Embryonic stem cells rely on a particular gene circuitry to retain their original, undifferentiated state, making them self-renewing. The dismantling of this circuitry is what allows stem cells to start converting into other types of cells - a process known as cell differentiation - but how this happens is poorly understood.

Researchers from the University of Cambridge Wellcome Trust-MRC Stem Cell Institute have developed a technique which can pinpoint the factors which drive cell differentiation, including many that were previously unidentified. The method, outlined in the Thursday (9 January) edition of the journal Cell Stem Cell, uses stem cells with a single set of chromosomes to uncover how cell differentiation works.

Cells in mammals contain two sets of chromosomes one set inherited from the mother and one from the father. This can present a challenge when studying the function of genes, however: as each cell contains two copies of each gene, determining the link between a genetic change and its physical effect, or phenotype, is immensely complex.

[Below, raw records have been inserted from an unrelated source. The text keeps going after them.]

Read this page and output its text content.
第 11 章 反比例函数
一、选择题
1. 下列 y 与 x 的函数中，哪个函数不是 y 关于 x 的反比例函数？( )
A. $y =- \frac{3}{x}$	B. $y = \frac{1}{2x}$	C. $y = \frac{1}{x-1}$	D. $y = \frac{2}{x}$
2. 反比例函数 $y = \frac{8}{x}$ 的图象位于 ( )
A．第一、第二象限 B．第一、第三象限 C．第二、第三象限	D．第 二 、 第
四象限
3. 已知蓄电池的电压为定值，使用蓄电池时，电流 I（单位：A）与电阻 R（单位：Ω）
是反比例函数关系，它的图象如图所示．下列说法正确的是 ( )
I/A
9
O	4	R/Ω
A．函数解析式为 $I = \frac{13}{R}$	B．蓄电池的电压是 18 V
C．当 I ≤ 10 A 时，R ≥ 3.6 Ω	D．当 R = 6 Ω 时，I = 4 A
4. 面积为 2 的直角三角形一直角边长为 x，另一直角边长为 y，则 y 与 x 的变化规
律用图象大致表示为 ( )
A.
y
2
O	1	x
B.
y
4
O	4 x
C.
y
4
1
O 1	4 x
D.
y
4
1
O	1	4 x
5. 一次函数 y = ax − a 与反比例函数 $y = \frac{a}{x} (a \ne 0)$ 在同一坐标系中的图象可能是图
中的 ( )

"The conventional approach is to work gene by gene, and in the past people would have spent most of their careers looking at one mutation or one gene," said Dr Martin Leeb, who led the research, in collaboration with Professor Austin Smith. "Today, the process is a bit faster, but it's still a methodical gene by gene approach because when you have an organism with two sets of chromosomes that's really the only way you can go."

Dr Leeb used unfertilised mouse eggs to generate embryonic stem cells with a single set of chromosomes, known as haploid stem cells. These haploid cells show all of the same characteristics as stem cells with two sets of chromosomes, and retain the same full developmental potential, making them a powerful tool for determining how the genetic circuitry of mammalian development functions.

The researchers used transposons "jumping genes" to make mutations in nearly all genes. The effect of a mutation can be seen immediately in haploid cells because there is no second gene copy. Additionally, since embryonic stem cells can convert into almost any cell type, the haploid stem cells can be used to investigate any number of conditions in any number of cell types. Mutations with important biological effects can then rapidly be traced to individual genes by next generation DNA sequencing.

"This is a powerful and revolutionary new tool for discovering how gene circuits operate," said Dr Leeb. "The cells and the methodology we've developed could be applied to a huge range of biological questions."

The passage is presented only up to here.